Power Lines Under Lake Champlain
The United States Department of Energy has released a Final Environmental Impact Statement (FEIS) for a electric transmission line that would run down the bottom of Lake Champlain and the Hudson River to deliver Canadian hydro-electricity to the New York City area. The release of the FEIS clears the way for a Presidential Permit that would allow the project to move forward. It had previously received approval from the New York Department of Public Service.
Overall the project is expected to cost $2.2 billion to construct while leading to savings of $650 million per year for consumers in the New York City area according to proponents. Project costs include a $117 million habitat restoration fund to support conservation work over the life of the project. LCC was an early advocate for the fund. The money will not be available until after construction has begun.
Initially proposed six years ago the project still needs permits from the Army Corps of Engineers and various construction activities will require approval from the New York Department of Environmental Conservation.
The same company is now considering a second power line that would leave Lake Champlain at Benson, VT and travel overland to Ludlow where it would connect with the New England energy grid. The company recently held a series of public meetings along the route to discuss the project.
Proposed VT Gas pipeline from Middlebury to International Paper
The Vermont Public Service Board (PSB) is considering a proposal from Vermont Gas to build a natural gas pipeline. The long-term vision is for the pipeline to reach Rutland. Phase I, construction from the current terminus in Colchester to Middlebury has already been approved. The second leg constitutes Phase II which would run beneath Lake Champlain and serve International Paper (IP) in Ticonderoga.

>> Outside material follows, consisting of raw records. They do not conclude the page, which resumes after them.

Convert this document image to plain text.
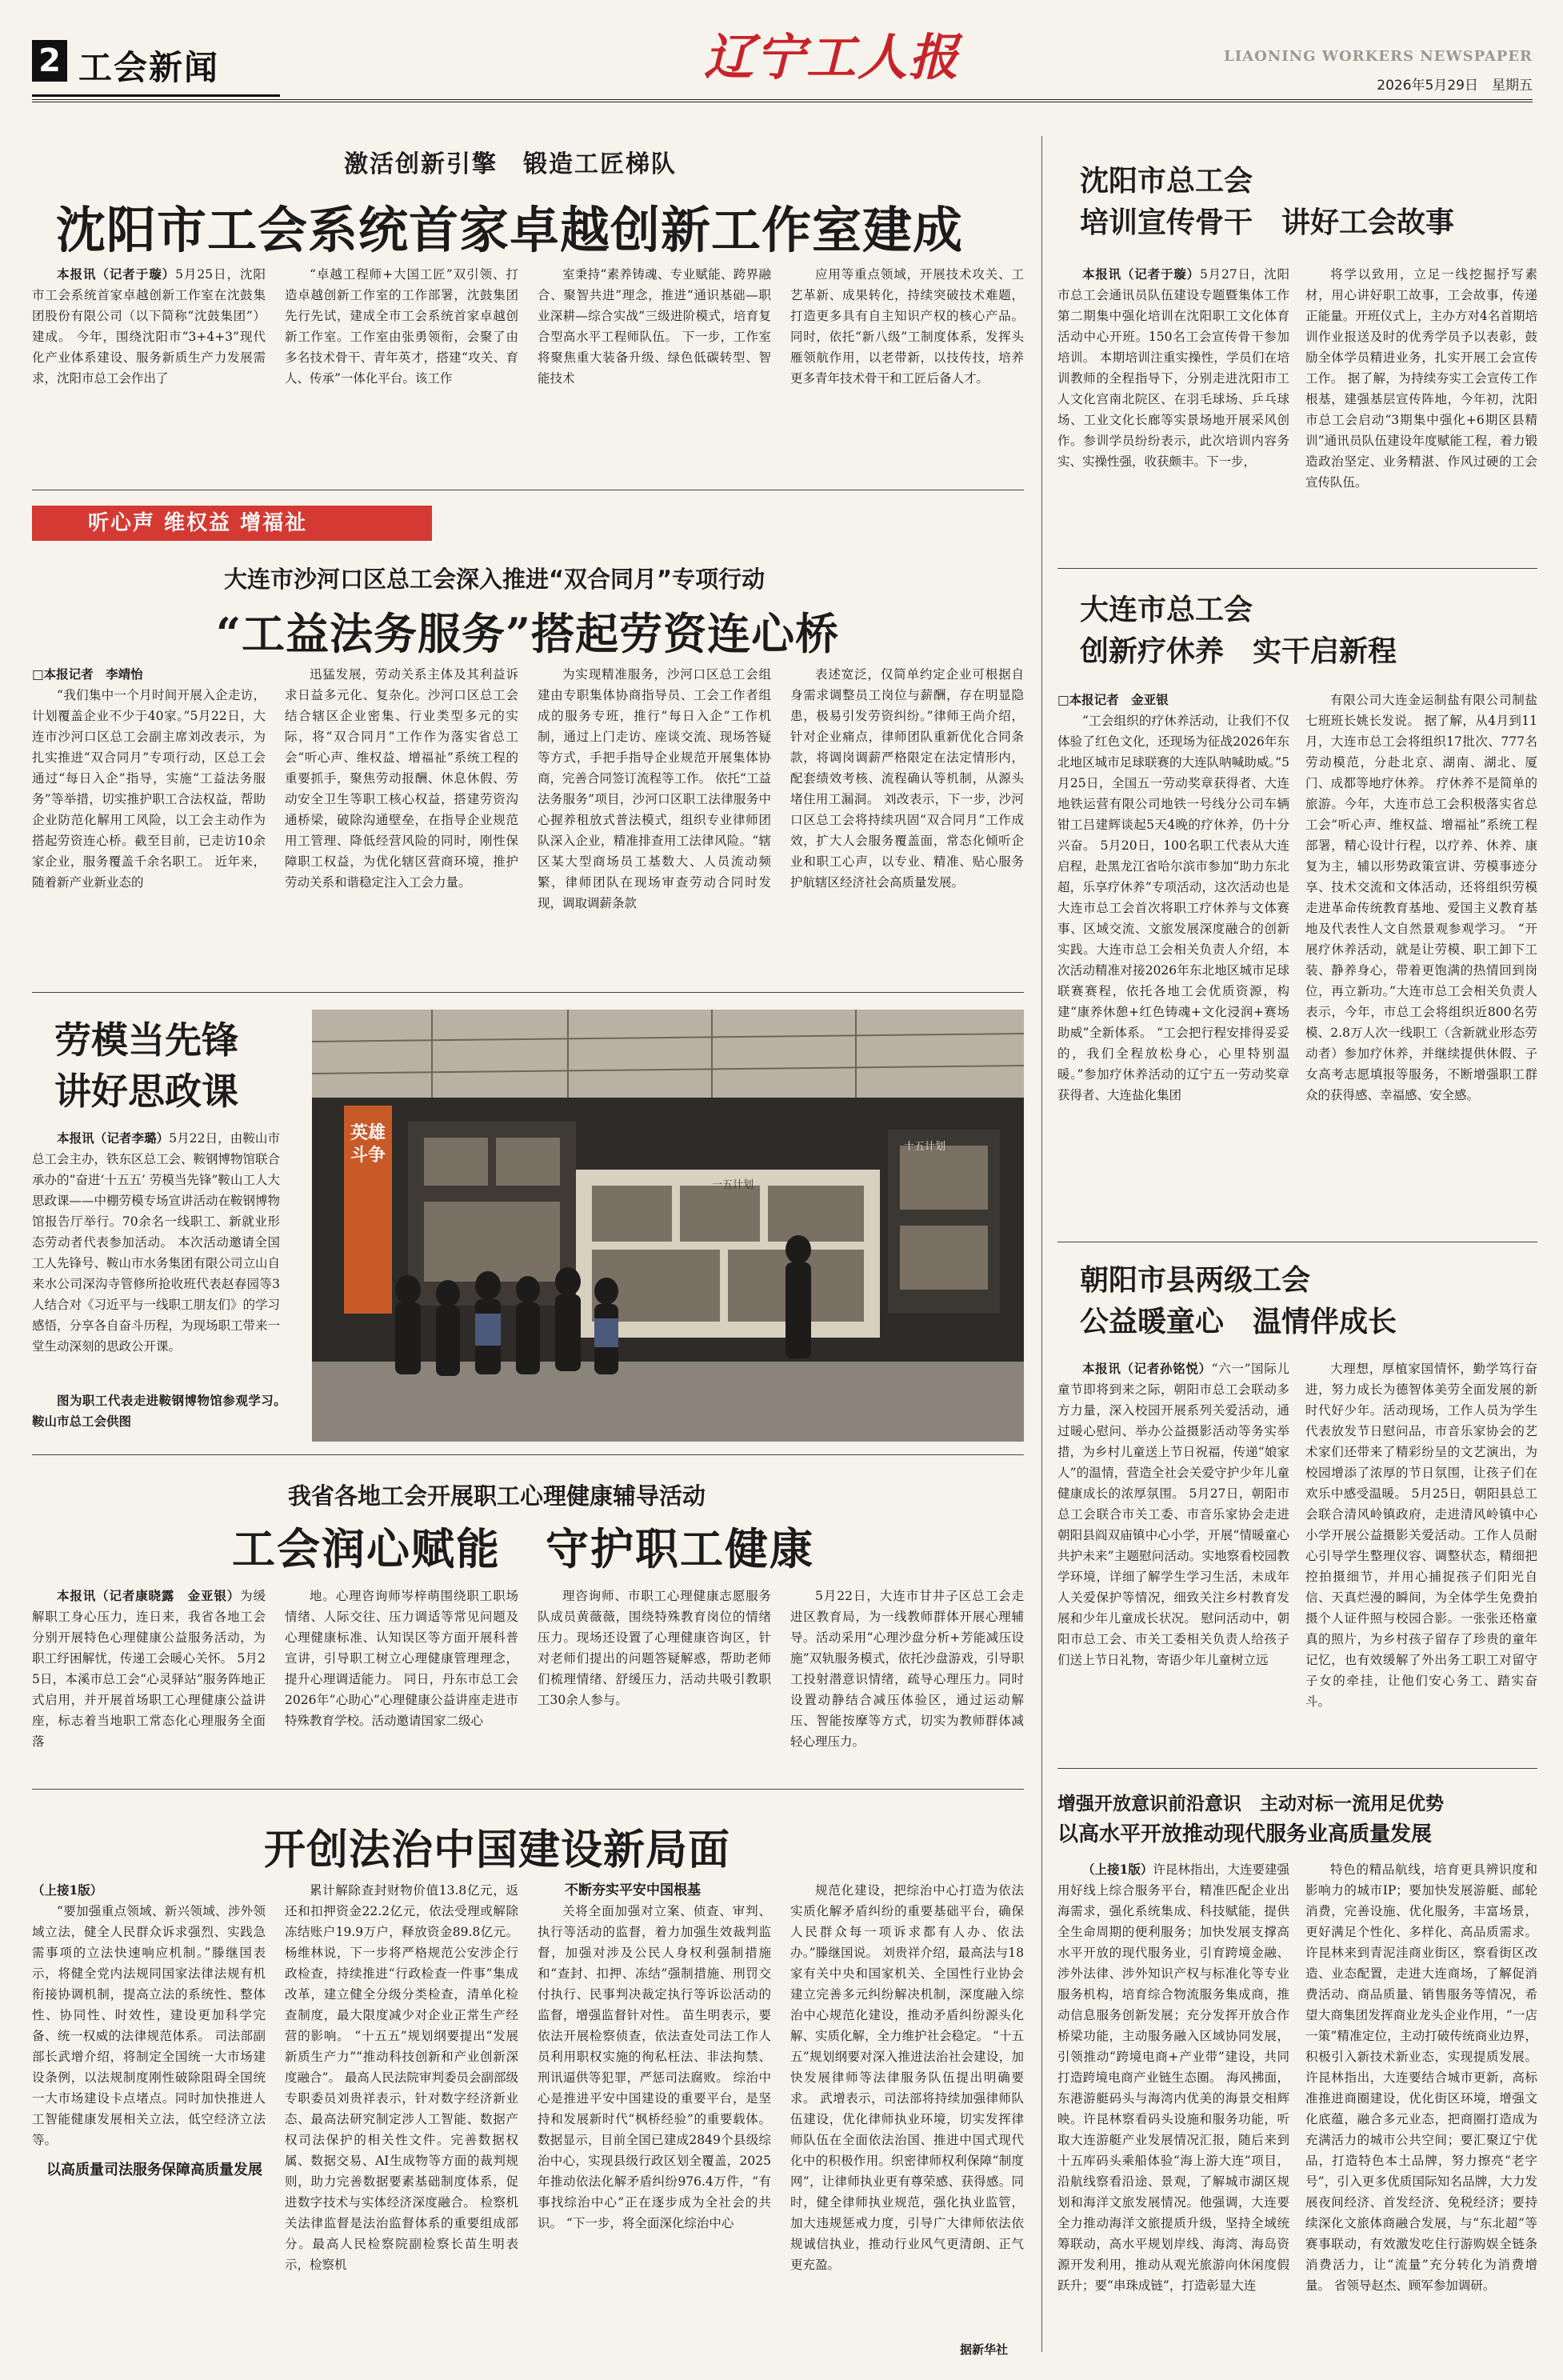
2 工会新闻	辽宁工人报	LIAONING WORKERS NEWSPAPER
2026年5月29日　 星期五
激活创新引擎　锻造工匠梯队
沈阳市工会系统首家卓越创新工作室建成

本报讯（记者于璇）5月25日，沈阳市工会系统首家卓越创新工作室在沈鼓集团股份有限公司（以下简称“沈鼓集团”）建成。 今年，围绕沈阳市“3+4+3”现代化产业体系建设、服务新质生产力发展需求，沈阳市总工会作出了

“卓越工程师+大国工匠”双引领、打造卓越创新工作室的工作部署，沈鼓集团先行先试，建成全市工会系统首家卓越创新工作室。工作室由张勇领衔，会聚了由多名技术骨干、青年英才，搭建“攻关、育人、传承”一体化平台。该工作

室秉持“素养铸魂、专业赋能、跨界融合、聚智共进”理念，推进“通识基础—职业深耕—综合实战”三级进阶模式，培育复合型高水平工程师队伍。 下一步，工作室将聚焦重大装备升级、绿色低碳转型、智能技术

应用等重点领域，开展技术攻关、工艺革新、成果转化，持续突破技术难题，打造更多具有自主知识产权的核心产品。同时，依托“新八级”工制度体系，发挥头雁领航作用，以老带新，以技传技，培养更多青年技术骨干和工匠后备人才。

听心声 维权益 增福祉
大连市沙河口区总工会深入推进“双合同月”专项行动
“工益法务服务”搭起劳资连心桥

□本报记者　李靖怡

“我们集中一个月时间开展入企走访，计划覆盖企业不少于40家。”5月22日，大连市沙河口区总工会副主席刘改表示，为扎实推进“双合同月”专项行动，区总工会通过“每日入企”指导，实施“工益法务服务”等举措，切实推护职工合法权益，帮助企业防范化解用工风险，以工会主动作为搭起劳资连心桥。截至目前，已走访10余家企业，服务覆盖千余名职工。 近年来，随着新产业新业态的

迅猛发展，劳动关系主体及其利益诉求日益多元化、复杂化。沙河口区总工会结合辖区企业密集、行业类型多元的实际，将“双合同月”工作作为落实省总工会“听心声、维权益、增福祉”系统工程的重要抓手，聚焦劳动报酬、休息休假、劳动安全卫生等职工核心权益，搭建劳资沟通桥梁，破除沟通壁垒，在指导企业规范用工管理、降低经营风险的同时，刚性保障职工权益，为优化辖区营商环境，推护劳动关系和谐稳定注入工会力量。

为实现精准服务，沙河口区总工会组建由专职集体协商指导员、工会工作者组成的服务专班，推行“每日入企”工作机制，通过上门走访、座谈交流、现场答疑等方式，手把手指导企业规范开展集体协商，完善合同签订流程等工作。 依托“工益法务服务”项目，沙河口区职工法律服务中心握养租放式普法模式，组织专业律师团队深入企业，精准排查用工法律风险。“辖区某大型商场员工基数大、人员流动频繁，律师团队在现场审查劳动合同时发现，调取调薪条款

表述宽泛，仅简单约定企业可根据自身需求调整员工岗位与薪酬，存在明显隐患，极易引发劳资纠纷。”律师王尚介绍，针对企业痛点，律师团队重新优化合同条款，将调岗调薪严格限定在法定情形内，配套绩效考核、流程确认等机制，从源头堵住用工漏洞。 刘改表示，下一步，沙河口区总工会将持续巩固“双合同月”工作成效，扩大人会服务覆盖面，常态化倾听企业和职工心声，以专业、精准、贴心服务护航辖区经济社会高质量发展。

劳模当先锋
讲好思政课

本报讯（记者李璐）5月22日，由鞍山市总工会主办，铁东区总工会、鞍钢博物馆联合承办的“奋进‘十五五’ 劳模当先锋”鞍山工人大思政课——中棚劳模专场宣讲活动在鞍钢博物馆报告厅举行。70余名一线职工、新就业形态劳动者代表参加活动。 本次活动邀请全国工人先锋号、鞍山市水务集团有限公司立山自来水公司深沟寺管修所抢收班代表赵春园等3人结合对《习近平与一线职工朋友们》的学习感悟，分享各自奋斗历程，为现场职工带来一堂生动深刻的思政公开课。

图为职工代表走进鞍钢博物馆参观学习。　　鞍山市总工会供图

英雄斗争
一五计划
十五计划
我省各地工会开展职工心理健康辅导活动
工会润心赋能　守护职工健康

本报讯（记者康晓露　金亚银）为缓解职工身心压力，连日来，我省各地工会分别开展特色心理健康公益服务活动，为职工纾困解忧，传递工会暖心关怀。 5月25日，本溪市总工会“心灵驿站”服务阵地正式启用，并开展首场职工心理健康公益讲座，标志着当地职工常态化心理服务全面落

地。心理咨询师岑梓萌围绕职工职场情绪、人际交往、压力调适等常见问题及心理健康标准、认知误区等方面开展科普宣讲，引导职工树立心理健康管理理念，提升心理调适能力。 同日，丹东市总工会2026年“心助心”心理健康公益讲座走进市特殊教育学校。活动邀请国家二级心

理咨询师、市职工心理健康志愿服务队成员黄薇薇，围绕特殊教育岗位的情绪压力。现场还设置了心理健康咨询区，针对老师们提出的问题答疑解惑，帮助老师们梳理情绪、舒缓压力，活动共吸引教职工30余人参与。

5月22日，大连市甘井子区总工会走进区教育局，为一线教师群体开展心理辅导。活动采用“心理沙盘分析+芳能减压设施”双轨服务模式，依托沙盘游戏，引导职工投射潜意识情绪，疏导心理压力。同时设置动静结合减压体验区，通过运动解压、智能按摩等方式，切实为教师群体减轻心理压力。

开创法治中国建设新局面

（上接1版）

“要加强重点领域、新兴领域、涉外领域立法，健全人民群众诉求强烈、实践急需事项的立法快速响应机制。”滕继国表示，将健全党内法规同国家法律法规有机衔接协调机制，提高立法的系统性、整体性、协同性、时效性，建设更加科学完备、统一权威的法律规范体系。 司法部副部长武增介绍，将制定全国统一大市场建设条例，以法规制度刚性破除阻碍全国统一大市场建设卡点堵点。同时加快推进人工智能健康发展相关立法，低空经济立法等。

以高质量司法服务保障高质量发展

累计解除查封财物价值13.8亿元，返还和扣押资金22.2亿元，依法受理或解除冻结账户19.9万户，释放资金89.8亿元。 杨维林说，下一步将严格规范公安涉企行政检查，持续推进“行政检查一件事”集成改革，建立健全分级分类检查，清单化检查制度，最大限度减少对企业正常生产经营的影响。 “十五五”规划纲要提出“发展新质生产力”“推动科技创新和产业创新深度融合”。 最高人民法院审判委员会副部级专职委员刘贵祥表示，针对数字经济新业态、最高法研究制定涉人工智能、数据产权司法保护的相关性文件。完善数据权属、数据交易、AI生成物等方面的裁判规则，助力完善数据要素基础制度体系，促进数字技术与实体经济深度融合。 检察机关法律监督是法治监督体系的重要组成部分。最高人民检察院副检察长苗生明表示，检察机

不断夯实平安中国根基

关将全面加强对立案、侦查、审判、执行等活动的监督，着力加强生效裁判监督，加强对涉及公民人身权利强制措施和“查封、扣押、冻结”强制措施、刑罚交付执行、民事判决裁定执行等诉讼活动的监督，增强监督针对性。 苗生明表示，要依法开展检察侦查，依法查处司法工作人员利用职权实施的徇私枉法、非法拘禁、刑讯逼供等犯罪，严惩司法腐败。 综治中心是推进平安中国建设的重要平台，是坚持和发展新时代“枫桥经验”的重要载体。 数据显示，目前全国已建成2849个县级综治中心，实现县级行政区划全覆盖，2025年推动依法化解矛盾纠纷976.4万件，“有事找综治中心”正在逐步成为全社会的共识。 “下一步，将全面深化综治中心

规范化建设，把综治中心打造为依法实质化解矛盾纠纷的重要基础平台，确保人民群众每一项诉求都有人办、依法办。”滕继国说。 刘贵祥介绍，最高法与18家有关中央和国家机关、全国性行业协会建立完善多元纠纷解决机制，深度融入综治中心规范化建设，推动矛盾纠纷源头化解、实质化解，全力维护社会稳定。 “十五五”规划纲要对深入推进法治社会建设，加快发展律师等法律服务队伍提出明确要求。 武增表示，司法部将持续加强律师队伍建设，优化律师执业环境，切实发挥律师队伍在全面依法治国、推进中国式现代化中的积极作用。织密律师权利保障“制度网”，让律师执业更有尊荣感、获得感。同时，健全律师执业规范，强化执业监管，加大违规惩戒力度，引导广大律师依法依规诚信执业，推动行业风气更清朗、正气更充盈。

据新华社
沈阳市总工会
培训宣传骨干　讲好工会故事

本报讯（记者于璇）5月27日，沈阳市总工会通讯员队伍建设专题暨集体工作第二期集中强化培训在沈阳职工文化体育活动中心开班。150名工会宣传骨干参加培训。 本期培训注重实操性，学员们在培训教师的全程指导下，分别走进沈阳市工人文化宫南北院区、在羽毛球场、乒乓球场、工业文化长廊等实景场地开展采风创作。参训学员纷纷表示，此次培训内容务实、实操性强，收获颇丰。下一步，

将学以致用，立足一线挖掘抒写素材，用心讲好职工故事，工会故事，传递正能量。开班仪式上，主办方对4名首期培训作业报送及时的优秀学员予以表彰，鼓励全体学员精进业务，扎实开展工会宣传工作。 据了解，为持续夯实工会宣传工作根基，建强基层宣传阵地，今年初，沈阳市总工会启动“3期集中强化+6期区县精训”通讯员队伍建设年度赋能工程，着力锻造政治坚定、业务精湛、作风过硬的工会宣传队伍。

大连市总工会
创新疗休养　实干启新程

□本报记者　金亚银

“工会组织的疗休养活动，让我们不仅体验了红色文化，还现场为征战2026年东北地区城市足球联赛的大连队呐喊助威。”5月25日，全国五一劳动奖章获得者、大连地铁运营有限公司地铁一号线分公司车辆钳工吕建辉谈起5天4晚的疗休养，仍十分兴奋。 5月20日，100名职工代表从大连启程，赴黑龙江省哈尔滨市参加“助力东北超，乐享疗休养”专项活动，这次活动也是大连市总工会首次将职工疗休养与文体赛事、区域交流、文旅发展深度融合的创新实践。大连市总工会相关负责人介绍，本次活动精准对接2026年东北地区城市足球联赛赛程，依托各地工会优质资源，构建“康养休憩+红色铸魂+文化浸润+赛场助威”全新体系。 “工会把行程安排得妥妥的，我们全程放松身心，心里特别温暖。”参加疗休养活动的辽宁五一劳动奖章获得者、大连盐化集团

有限公司大连金运制盐有限公司制盐七班班长姚长发说。 据了解，从4月到11月，大连市总工会将组织17批次、777名劳动模范，分赴北京、湖南、湖北、厦门、成都等地疗休养。 疗休养不是简单的旅游。今年，大连市总工会积极落实省总工会“听心声、维权益、增福祉”系统工程部署，精心设计行程，以疗养、休养、康复为主，辅以形势政策宣讲、劳模事迹分享、技术交流和文体活动，还将组织劳模走进革命传统教育基地、爱国主义教育基地及代表性人文自然景观参观学习。 “开展疗休养活动，就是让劳模、职工卸下工装、静养身心，带着更饱满的热情回到岗位，再立新功。”大连市总工会相关负责人表示，今年，市总工会将组织近800名劳模、2.8万人次一线职工（含新就业形态劳动者）参加疗休养，并继续提供休假、子女高考志愿填报等服务，不断增强职工群众的获得感、幸福感、安全感。

朝阳市县两级工会
公益暖童心　温情伴成长

本报讯（记者孙铭悦）“六一”国际儿童节即将到来之际，朝阳市总工会联动多方力量，深入校园开展系列关爱活动，通过暖心慰问、举办公益摄影活动等务实举措，为乡村儿童送上节日祝福，传递“娘家人”的温情，营造全社会关爱守护少年儿童健康成长的浓厚氛围。 5月27日，朝阳市总工会联合市关工委、市音乐家协会走进朝阳县阎双庙镇中心小学，开展“情暖童心　共护未来”主题慰问活动。实地察看校园教学环境，详细了解学生学习生活，未成年人关爱保护等情况，细致关注乡村教育发展和少年儿童成长状况。 慰问活动中，朝阳市总工会、市关工委相关负责人给孩子们送上节日礼物，寄语少年儿童树立远

大理想，厚植家国情怀，勤学笃行奋进，努力成长为德智体美劳全面发展的新时代好少年。活动现场，工作人员为学生代表放发节日慰问品，市音乐家协会的艺术家们还带来了精彩纷呈的文艺演出，为校园增添了浓厚的节日氛围，让孩子们在欢乐中感受温暖。 5月25日，朝阳县总工会联合清风岭镇政府，走进清风岭镇中心小学开展公益摄影关爱活动。工作人员耐心引导学生整理仪容、调整状态，精细把控拍摄细节，并用心捕捉孩子们阳光自信、天真烂漫的瞬间，为全体学生免费拍摄个人证件照与校园合影。一张张还格童真的照片，为乡村孩子留存了珍贵的童年记忆，也有效缓解了外出务工职工对留守子女的牵挂，让他们安心务工、踏实奋斗。

增强开放意识前沿意识　主动对标一流用足优势
以高水平开放推动现代服务业高质量发展

（上接1版）许昆林指出，大连要建强用好线上综合服务平台，精准匹配企业出海需求，强化系统集成、科技赋能，提供全生命周期的便利服务；加快发展支撑高水平开放的现代服务业，引育跨境金融、涉外法律、涉外知识产权与标准化等专业服务机构，培育综合物流服务集成商，推动信息服务创新发展；充分发挥开放合作桥梁功能，主动服务融入区域协同发展，引领推动“跨境电商+产业带”建设，共同打造跨境电商产业链生态圈。 海风拂面，东港游艇码头与海湾内优美的海景交相辉映。许昆林察看码头设施和服务功能，听取大连游艇产业发展情况汇报，随后来到十五库码头乘船体验“海上游大连”项目，沿航线察看沿途、景观，了解城市湖区规划和海洋文旅发展情况。他强调，大连要全力推动海洋文旅提质升级，坚持全域统筹联动，高水平规划岸线、海湾、海岛资源开发利用，推动从观光旅游向休闲度假跃升；要“串珠成链”，打造彰显大连

特色的精品航线，培育更具辨识度和影响力的城市IP；要加快发展游艇、邮轮消费，完善设施、优化服务，丰富场景，更好满足个性化、多样化、高品质需求。 许昆林来到青泥洼商业街区，察看街区改造、业态配置，走进大连商场，了解促消费活动、商品质量、销售服务等情况，希望大商集团发挥商业龙头企业作用，“一店一策”精准定位，主动打破传统商业边界，积极引入新技术新业态，实现提质发展。许昆林指出，大连要结合城市更新，高标准推进商圈建设，优化街区环境，增强文化底蕴，融合多元业态，把商圈打造成为充满活力的城市公共空间；要汇聚辽宁优品，打造特色本土品牌，努力擦亮“老字号”，引入更多优质国际知名品牌，大力发展夜间经济、首发经济、免税经济；要持续深化文旅体商融合发展，与“东北超”等赛事联动，有效激发吃住行游购娱全链条消费活力，让“流量”充分转化为消费增量。 省领导赵杰、顾军参加调研。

Impacts to Lake Champlain from the project are a part of the overall environmental cost benefit analysis. The pipeline would be installed using directional drilling, a technique that can avoid lake bottom disturbance by placing the pipe well below the lake bed. Impacts of directional drilling can be minimized as can risks associated with potential pipeline failure. LCC outlined steps to reduce those risks in comments filed with the PSB.
Of additional concern are the impacts of the pipeline associated with the source of the fuel and its potential contribution to global warming. The cheap natural gas the pipeline would carry has come about due to the hydraulic fracturing, an extraction method that has been blamed for contaminating groundwater and even causing small earthquakes. In 2012, the Vermont Legislature passed a moratorium banning fracking from the state due to concerns over environmental impacts. Proponents and opponents of the pipeline have released conflicting studies as to the impact of natural gas on climate change. What can not be denied however is that continued availability of cheap energy in any form reduces incentive to develop energy conservation measures.
Recently, Phase I cost estimates increased by 40%. The company blamed an increase in the legal budget and increased construction bid costs as more pipelines are being proposed in the region. The overrun resulted in a fine from the Vermont Department of Public Service. The project benefits still outweigh the costs according to Commissioner of Public Service Chris Recchia who told VPR, “it's not close.” The cost overrun was one factor cited by three Addison County lawmakers who recently questioned PSB approval of the project.